Decent HDR color volume, it's mostly limited by the HDR color gamut.
There are no signs of temporary image retention on the Gigabyte G32QC.
Great gradient handling. There's a bit of banding in all colors, but it's most visible in the grays and the greens.
There's no color bleed on this monitor.
Decent reflection handling. Visibility shouldn't be an issue unless you're in a very bright setting or in direct sunlight.
Text clarity is good. It can be improved slightly with Windows' ClearType (top photo), as it makes the letters look more even and the diagonal lines more visible. The pixels in the photo are blurry due to the matte anti-reflective coating.
|Overdrive Setting||Response Time Chart||Response Time Tables||Motion Blur Photo|
The Gigabyte G32QC's response time at max refresh rate is great; however, dark-scene transitions are quite slow, causing the appearance of black trails behind fast-moving objects. That being said, our test pattern emphasizes the issue and the artifacts aren't present in all content. The best overdrive setting is 'Balance', which provides the best performance with the least amount of overshoot.
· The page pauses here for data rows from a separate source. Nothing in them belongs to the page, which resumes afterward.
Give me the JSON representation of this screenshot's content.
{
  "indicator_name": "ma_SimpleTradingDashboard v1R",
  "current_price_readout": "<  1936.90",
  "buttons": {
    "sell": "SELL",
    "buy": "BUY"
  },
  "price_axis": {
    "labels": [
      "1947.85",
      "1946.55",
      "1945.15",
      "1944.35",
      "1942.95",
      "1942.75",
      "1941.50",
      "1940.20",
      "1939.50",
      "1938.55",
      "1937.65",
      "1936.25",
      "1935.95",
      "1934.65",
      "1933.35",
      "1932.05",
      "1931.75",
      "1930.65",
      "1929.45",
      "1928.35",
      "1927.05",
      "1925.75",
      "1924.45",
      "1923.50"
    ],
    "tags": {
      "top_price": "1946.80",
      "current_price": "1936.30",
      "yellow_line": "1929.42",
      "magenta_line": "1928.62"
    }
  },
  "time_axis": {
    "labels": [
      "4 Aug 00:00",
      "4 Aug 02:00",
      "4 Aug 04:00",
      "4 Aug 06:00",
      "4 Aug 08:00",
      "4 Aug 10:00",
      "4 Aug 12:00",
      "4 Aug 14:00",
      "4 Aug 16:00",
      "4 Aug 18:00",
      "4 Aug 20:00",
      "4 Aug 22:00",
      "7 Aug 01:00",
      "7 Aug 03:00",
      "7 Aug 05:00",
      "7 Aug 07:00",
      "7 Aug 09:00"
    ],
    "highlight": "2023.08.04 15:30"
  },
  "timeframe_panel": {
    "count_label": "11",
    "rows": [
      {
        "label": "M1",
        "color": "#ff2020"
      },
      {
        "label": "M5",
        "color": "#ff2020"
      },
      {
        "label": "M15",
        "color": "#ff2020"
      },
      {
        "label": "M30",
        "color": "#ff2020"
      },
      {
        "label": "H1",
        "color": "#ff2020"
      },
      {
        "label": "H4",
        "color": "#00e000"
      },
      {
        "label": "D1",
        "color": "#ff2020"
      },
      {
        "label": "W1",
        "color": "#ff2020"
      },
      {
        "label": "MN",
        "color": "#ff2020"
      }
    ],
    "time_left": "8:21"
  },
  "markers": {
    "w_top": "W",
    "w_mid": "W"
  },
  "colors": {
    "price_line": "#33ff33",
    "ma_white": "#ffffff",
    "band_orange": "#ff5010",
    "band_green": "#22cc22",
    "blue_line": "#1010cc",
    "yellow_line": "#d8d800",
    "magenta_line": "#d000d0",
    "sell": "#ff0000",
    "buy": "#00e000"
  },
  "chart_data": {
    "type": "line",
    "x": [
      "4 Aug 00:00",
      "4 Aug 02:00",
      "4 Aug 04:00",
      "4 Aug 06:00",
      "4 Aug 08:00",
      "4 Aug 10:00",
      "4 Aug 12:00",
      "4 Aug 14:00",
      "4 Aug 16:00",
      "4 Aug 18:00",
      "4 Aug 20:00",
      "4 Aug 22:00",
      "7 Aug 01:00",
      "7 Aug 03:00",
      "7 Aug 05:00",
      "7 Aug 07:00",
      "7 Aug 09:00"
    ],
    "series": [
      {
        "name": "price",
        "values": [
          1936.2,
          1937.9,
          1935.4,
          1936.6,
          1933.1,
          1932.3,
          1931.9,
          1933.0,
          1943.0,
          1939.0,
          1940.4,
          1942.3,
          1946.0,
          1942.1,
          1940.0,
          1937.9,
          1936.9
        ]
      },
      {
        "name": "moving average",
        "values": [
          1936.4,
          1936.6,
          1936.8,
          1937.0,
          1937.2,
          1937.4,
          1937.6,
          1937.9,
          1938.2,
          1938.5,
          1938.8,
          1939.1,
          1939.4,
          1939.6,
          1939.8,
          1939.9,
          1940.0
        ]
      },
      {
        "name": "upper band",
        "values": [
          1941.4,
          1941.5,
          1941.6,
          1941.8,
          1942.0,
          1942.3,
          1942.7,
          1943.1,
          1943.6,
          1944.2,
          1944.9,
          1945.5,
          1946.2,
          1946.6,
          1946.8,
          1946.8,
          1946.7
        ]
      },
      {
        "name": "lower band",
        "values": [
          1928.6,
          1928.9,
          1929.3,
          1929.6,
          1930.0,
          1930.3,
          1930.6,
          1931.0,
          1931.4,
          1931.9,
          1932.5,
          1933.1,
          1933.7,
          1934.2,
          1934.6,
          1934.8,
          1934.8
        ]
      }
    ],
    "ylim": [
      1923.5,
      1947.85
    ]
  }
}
|Overdrive Setting||Response Time Chart||Response Time Tables||Motion Blur Photo|
The response time at 60Hz is decent. It's slower than at max refresh rate, so there's more motion blur. The best overdrive setting is again 'Balance'; however, there's significantly more overshoot than when playing at max refresh rate.
The Gigabyte G32QC's backlight is flicker-free, which is great for reducing eye strain.
This monitor has an optional Black Frame Insertion feature called 'Aim Stabilizer' to help improve motion clarity. Unfortunately, there's a lot of strobe crosstalk causing image duplication.
The Gigabyte G32QC supports FreeSync natively and is also compatible with NVIDIA's G-SYNC; however, the latter only works over a DisplayPort connection. Over an HDMI connection, the maximum refresh rate is 144Hz, with a VRR range that also starts below 20Hz. Over a DisplayPort connection, only three refresh rate settings are available at 1440p: 60Hz, 120Hz, and 165Hz.
Input lag is exceptionally low and only rises a little bit with VRR enabled, which shouldn't be noticeable for most people. Since this monitor has an 8-bit panel, we weren't able to measure the input lag with 10-bit HDR. We were only able to achieve an 8-bit HDR @ 60Hz signal with an input lag of 8.5ms.